Energy-Efficient Split Learning for Resource-Constrained Environments: A Smart Farming Solution

Keiwan Soltani, Vishesh Kumar Tanwar, Ashish Gupta, Sajal K. Das

公開日: 2025/9/2

Abstract

Smart farming systems encounter significant challenges, including limited resources, the need for data privacy, and poor connectivity in rural areas. To address these issues, we present eEnergy-Split, an energy-efficient framework that utilizes split learning (SL) to enable collaborative model training without direct data sharing or heavy computation on edge devices. By distributing the model between edge devices and a central server, eEnergy-Split reduces on-device energy usage by up to 86 percent compared to federated learning (FL) while safeguarding data privacy.

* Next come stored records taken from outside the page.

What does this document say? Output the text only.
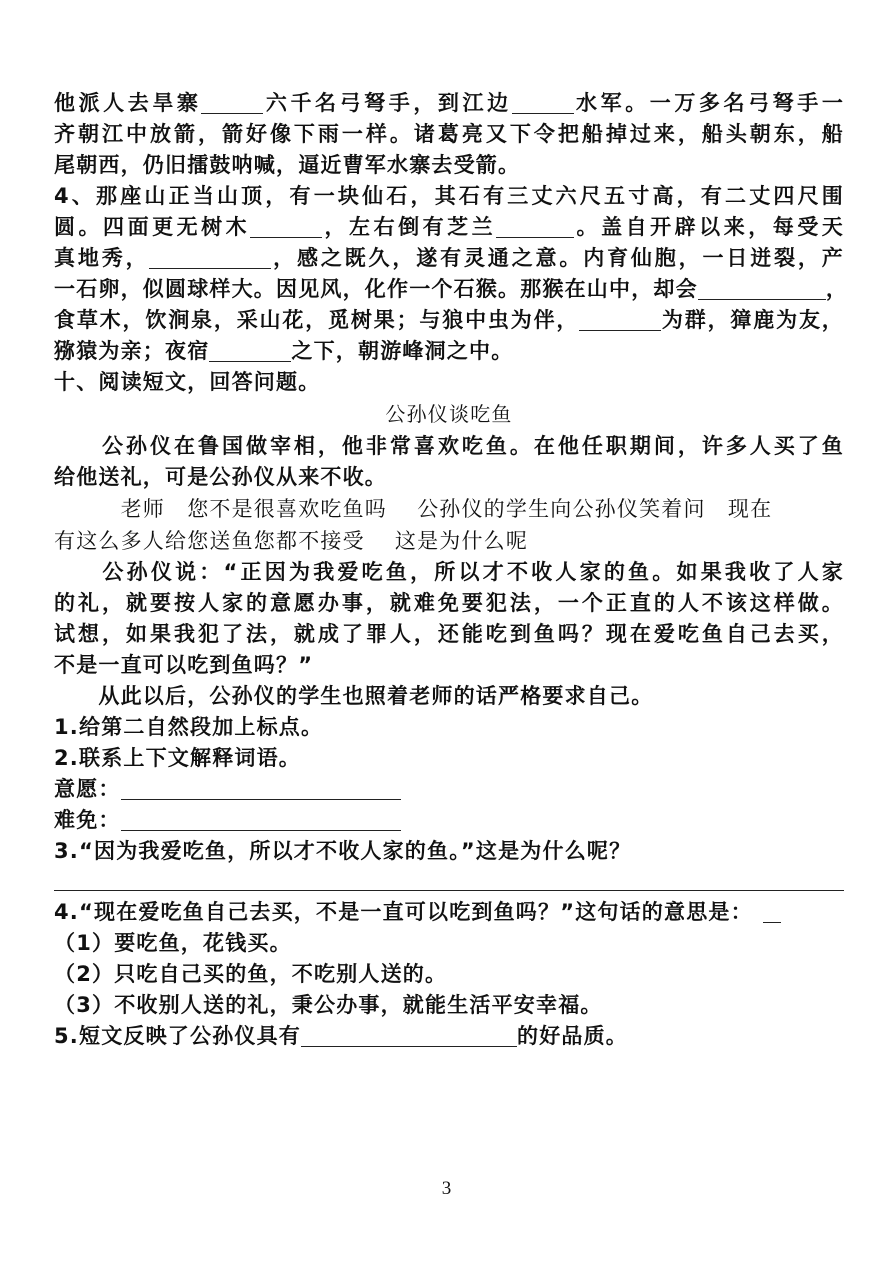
他派人去旱寨	六千名弓弩手，到江边	水军。一万多名弓弩手一
齐朝江中放箭，箭好像下雨一样。诸葛亮又下令把船掉过来，船头朝东，船
尾朝西，仍旧擂鼓呐喊，逼近曹军水寨去受箭。
4、那座山正当山顶，有一块仙石，其石有三丈六尺五寸高，有二丈四尺围
圆。四面更无树木	，左右倒有芝兰	。盖自开辟以来，每受天
真地秀，	，感之既久，遂有灵通之意。内育仙胞，一日迸裂，产
一石卵，似圆球样大。因见风，化作一个石猴。那猴在山中，却会	，
食草木，饮涧泉，采山花，觅树果；与狼中虫为伴，	为群，獐鹿为友，
猕猿为亲；夜宿	之下，朝游峰洞之中。
十、阅读短文，回答问题。
公孙仪谈吃鱼
　　公孙仪在鲁国做宰相，他非常喜欢吃鱼。在他任职期间，许多人买了鱼
给他送礼，可是公孙仪从来不收。
　　　老师　您不是很喜欢吃鱼吗　 公孙仪的学生向公孙仪笑着问　现在
有这么多人给您送鱼您都不接受　 这是为什么呢
　　公孙仪说：“正因为我爱吃鱼，所以才不收人家的鱼。如果我收了人家
的礼，就要按人家的意愿办事，就难免要犯法，一个正直的人不该这样做。
试想，如果我犯了法，就成了罪人，还能吃到鱼吗？现在爱吃鱼自己去买，
不是一直可以吃到鱼吗？”
　　从此以后，公孙仪的学生也照着老师的话严格要求自己。
1.给第二自然段加上标点。
2.联系上下文解释词语。
意愿：
难免：
3.“因为我爱吃鱼，所以才不收人家的鱼。”这是为什么呢？
4.“现在爱吃鱼自己去买，不是一直可以吃到鱼吗？”这句话的意思是：
（1）要吃鱼，花钱买。
（2）只吃自己买的鱼，不吃别人送的。
（3）不收别人送的礼，秉公办事，就能生活平安幸福。
5.短文反映了公孙仪具有	的好品质。
3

Moreover, SL improves classification accuracy by up to 6.2 percent over FL on ResNet-18 and by more modest amounts on GoogleNet and MobileNetV2. We propose an optimal edge deployment algorithm and a UAV trajectory planning strategy that solves the Traveling Salesman Problem (TSP) exactly to minimize flight cost and extend and maximize communication rounds. Comprehensive evaluations on agricultural pest datasets reveal that eEnergy-Split lowers UAV energy consumption compared to baseline methods and boosts overall accuracy by up to 17 percent. Notably, the energy efficiency of SL is shown to be model-dependent-yielding substantial savings in lightweight models like MobileNet, while communication and memory overheads may reduce efficiency gains in deeper networks. These results highlight the potential of combining SL with energy-aware design to deliver a scalable, privacy-preserving solution for resource-constrained smart farming environments.